Social media thrives on reciprocity. Wikipedia notes that:
In public good experiments, behavioral economists have demonstrated that the potential for reciprocal actions by players increases the rate of contribution to the public good, providing evidence for the importance of reciprocity in social situations
If you follow someone who follows you, then you’ll get a great dialogue going, you can track what’s happening in your closed circle. But there’s a problem…
Lots of us use social media to discover what’s happening in our circle of friends and their circle of friends. Often friends and colleagues follow each other to find out what’s going on. But this can lead to insularity – especially within organisations who are making their first forays into social media. See the image below:
In the diagram on the left, A,B and C follow each other closely. They know each others friends and they have a huge overlap in their friend circles. Due to the high level of interaction between A, B and C, there is little time for any of them to reach out and discover new people, news or trends that might be happening outside of their world. Only C has a link to D, but with the interaction between his other colleagues, messages from D, who doesn’t know any of the others, might be missed in the stream.
Contrast this with the example on the right. A, B, and C have minimal interaction with each other. A might follow B and C but not necessarily be followed back. Their interaction is focused externally so messages from D have a better chance of being noticed and propagated through the group.

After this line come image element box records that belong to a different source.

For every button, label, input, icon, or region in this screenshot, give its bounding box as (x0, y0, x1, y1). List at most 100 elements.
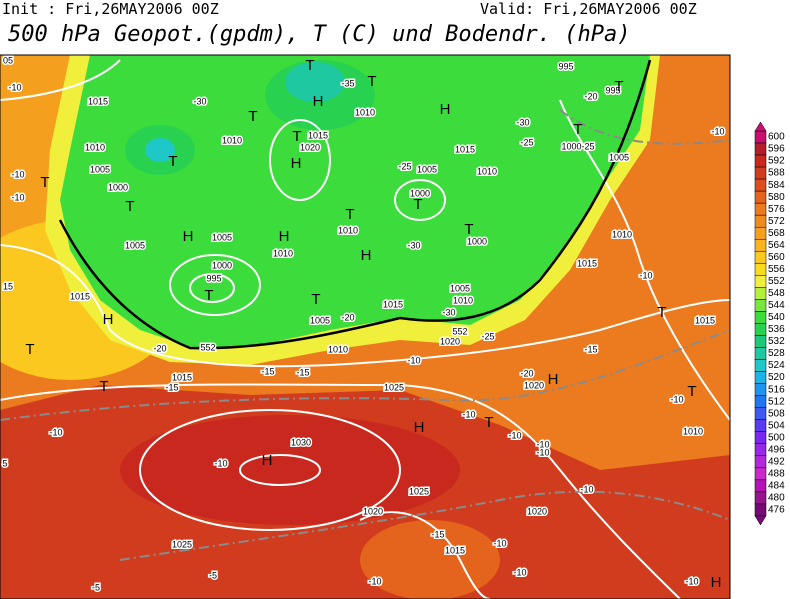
pressure-center: H (440, 101, 451, 118)
contour-label: 1000 (108, 182, 128, 192)
colorbar-label: 568 (768, 228, 785, 239)
colorbar-label: 488 (768, 468, 785, 479)
pressure-center: T (248, 108, 257, 125)
contour-label: 995 (558, 61, 573, 71)
contour-label: 1005 (310, 315, 330, 325)
colorbar-swatch (754, 335, 767, 348)
pressure-center: H (361, 247, 372, 264)
colorbar-swatch (754, 371, 767, 384)
field-red-core (120, 415, 460, 525)
pressure-center: T (168, 153, 177, 170)
colorbar-swatch (754, 419, 767, 432)
colorbar-label: 508 (768, 408, 785, 419)
pressure-center: H (103, 311, 114, 328)
contour-label: -10 (493, 538, 506, 548)
colorbar-label: 588 (768, 168, 785, 179)
field-iberia (360, 520, 500, 599)
colorbar-swatch (754, 251, 767, 264)
contour-label: 1015 (695, 315, 715, 325)
contour-label: -10 (214, 458, 227, 468)
colorbar-swatch (754, 287, 767, 300)
isotherm (559, 109, 730, 145)
colorbar-swatch (754, 130, 767, 144)
contour-label: -10 (513, 567, 526, 577)
isotherm (0, 329, 730, 421)
colorbar-label: 500 (768, 432, 785, 443)
pressure-center: T (40, 174, 49, 191)
pressure-center: H (313, 93, 324, 110)
contour-label: -20 (520, 368, 533, 378)
contour-label: -20 (584, 91, 597, 101)
contour-label: 1015 (577, 258, 597, 268)
colorbar-label: 540 (768, 312, 785, 323)
contour-label: -10 (11, 192, 24, 202)
contour-label: 1030 (291, 437, 311, 447)
contour-label: 1020 (440, 336, 460, 346)
colorbar-label: 480 (768, 493, 785, 504)
isotherm (119, 490, 730, 561)
pressure-center: H (279, 228, 290, 245)
isobar (139, 409, 401, 531)
contour-label: 1000-25 (561, 141, 594, 151)
contour-label: 1010 (612, 229, 632, 239)
contour-label: 1025 (172, 539, 192, 549)
contour-label: 1025 (409, 486, 429, 496)
contour-label: -10 (536, 447, 549, 457)
pressure-center: T (292, 128, 301, 145)
isobar (169, 254, 261, 316)
contour-label: -25 (398, 161, 411, 171)
colorbar-label: 552 (768, 276, 785, 287)
colorbar-label: 504 (768, 420, 785, 431)
colorbar: 6005965925885845805765725685645605565525… (754, 121, 785, 526)
colorbar-bottom-cap (754, 515, 767, 526)
colorbar-label: 584 (768, 180, 785, 191)
contour-label: 1010 (222, 135, 242, 145)
contour-label: 1015 (70, 291, 90, 301)
contour-label: -30 (407, 240, 420, 250)
contour-label: -10 (11, 169, 24, 179)
pressure-center: H (711, 574, 722, 591)
contour-label: 1010 (273, 248, 293, 258)
colorbar-label: 476 (768, 505, 785, 516)
contour-label: 1005 (90, 164, 110, 174)
contour-label: 1020 (363, 506, 383, 516)
colorbar-label: 520 (768, 372, 785, 383)
map-frame (0, 54, 731, 599)
contour-label: 1015 (383, 299, 403, 309)
colorbar-swatch (754, 154, 767, 168)
pressure-center: T (125, 198, 134, 215)
colorbar-swatch (754, 202, 767, 216)
colorbar-label: 548 (768, 288, 785, 299)
contour-label: -10 (368, 576, 381, 586)
contour-label: 1000 (212, 260, 232, 270)
isobar (189, 273, 235, 303)
contour-label: 995 (605, 85, 620, 95)
contour-label: 995 (206, 273, 221, 283)
contour-label: -10 (8, 82, 21, 92)
colorbar-swatch (754, 214, 767, 228)
contour-label: -10 (639, 270, 652, 280)
contour-label: -25 (520, 137, 533, 147)
pressure-center: T (204, 287, 213, 304)
contour-label: -15 (165, 382, 178, 392)
contour-label: -30 (516, 117, 529, 127)
valid-time: Valid: Fri,26MAY2006 00Z (480, 0, 697, 18)
contour-label: 1010 (453, 295, 473, 305)
pressure-center: T (305, 57, 314, 74)
contour-label: -30 (442, 307, 455, 317)
pressure-center: T (99, 378, 108, 395)
contour-label: -20 (153, 343, 166, 353)
colorbar-swatch (754, 311, 767, 324)
contour-label: -10 (508, 430, 521, 440)
contour-label: 15 (3, 281, 13, 291)
colorbar-swatch (754, 395, 767, 408)
contour-label: 05 (3, 55, 13, 65)
colorbar-label: 592 (768, 156, 785, 167)
contour-label: 5 (2, 458, 7, 468)
colorbar-swatch (754, 443, 767, 457)
colorbar-label: 484 (768, 481, 785, 492)
colorbar-swatch (754, 190, 767, 204)
pressure-center: T (687, 383, 696, 400)
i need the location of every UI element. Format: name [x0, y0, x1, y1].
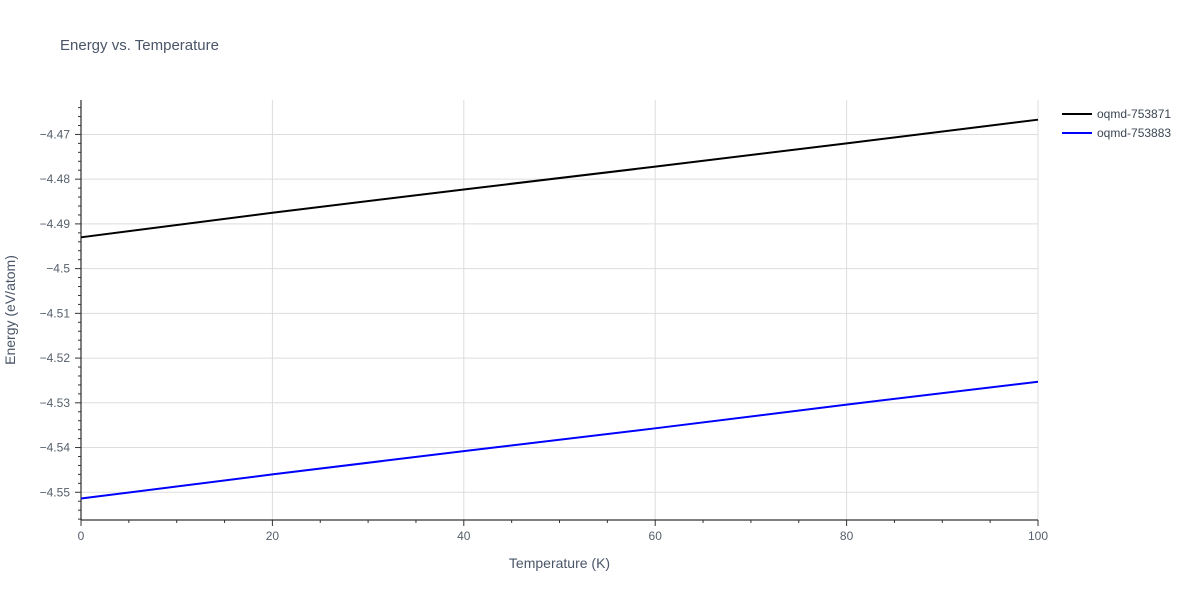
legend-label: oqmd-753883	[1097, 126, 1171, 140]
series-line-oqmd-753883	[80, 380, 1039, 500]
y-tick-label: −4.55	[40, 485, 71, 499]
y-tick-label: −4.48	[40, 172, 71, 186]
x-tick-label: 0	[78, 529, 85, 543]
x-tick-label: 100	[1028, 529, 1048, 543]
y-axis-title: Energy (eV/atom)	[2, 255, 18, 365]
legend-item-oqmd-753871[interactable]: oqmd-753871	[1062, 107, 1171, 121]
y-tick-label: −4.51	[40, 306, 71, 320]
series-lines	[80, 118, 1039, 500]
axes: 0 20 40 60 80 100 −4.55 −4.54 −4.53 −4.52 −4.51 −4.…	[40, 100, 1048, 543]
x-tick-label: 60	[649, 529, 663, 543]
x-tick-label: 20	[266, 529, 280, 543]
x-tick-label: 40	[457, 529, 471, 543]
y-tick-label: −4.47	[40, 127, 71, 141]
legend[interactable]: oqmd-753871 oqmd-753883	[1062, 107, 1171, 140]
gridlines	[81, 100, 1039, 520]
y-tick-label: −4.53	[40, 396, 71, 410]
y-tick-label: −4.54	[40, 441, 71, 455]
legend-item-oqmd-753883[interactable]: oqmd-753883	[1062, 126, 1171, 140]
y-tick-label: −4.5	[46, 262, 70, 276]
x-axis-title: Temperature (K)	[509, 555, 610, 571]
legend-label: oqmd-753871	[1097, 107, 1171, 121]
series-line-oqmd-753871	[80, 118, 1039, 239]
chart-title: Energy vs. Temperature	[60, 37, 219, 54]
x-tick-label: 80	[840, 529, 854, 543]
y-tick-label: −4.52	[40, 351, 71, 365]
y-tick-label: −4.49	[40, 217, 71, 231]
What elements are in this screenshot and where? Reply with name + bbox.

I’ve noticed this a lot in large organisations and clients I work with. Often, they spend significant amounts of time following colleagues in the same team as them, and certainly in the same larger group. They don’t seem to watch what is going on around them and often miss items of significance. This has been an issue in some organisations who focus their attentions internally much more than looking externally. Often, breaking some of the connections and replacing them with external connections has brought a new perspective and new interaction onto the group and its outreach.
So it really doesn’t matter who you follow. you don’t have to follow anyone back because they followed you. Follow the people who you find interesting, not necessarily other members of your team or everyone in your organisation. Follow those who interest you – and when they stop giving useful information – all you have to do is unfollow them.
Reach out to new people and stop the network imploding under the weight of the same pieces of information going round and round.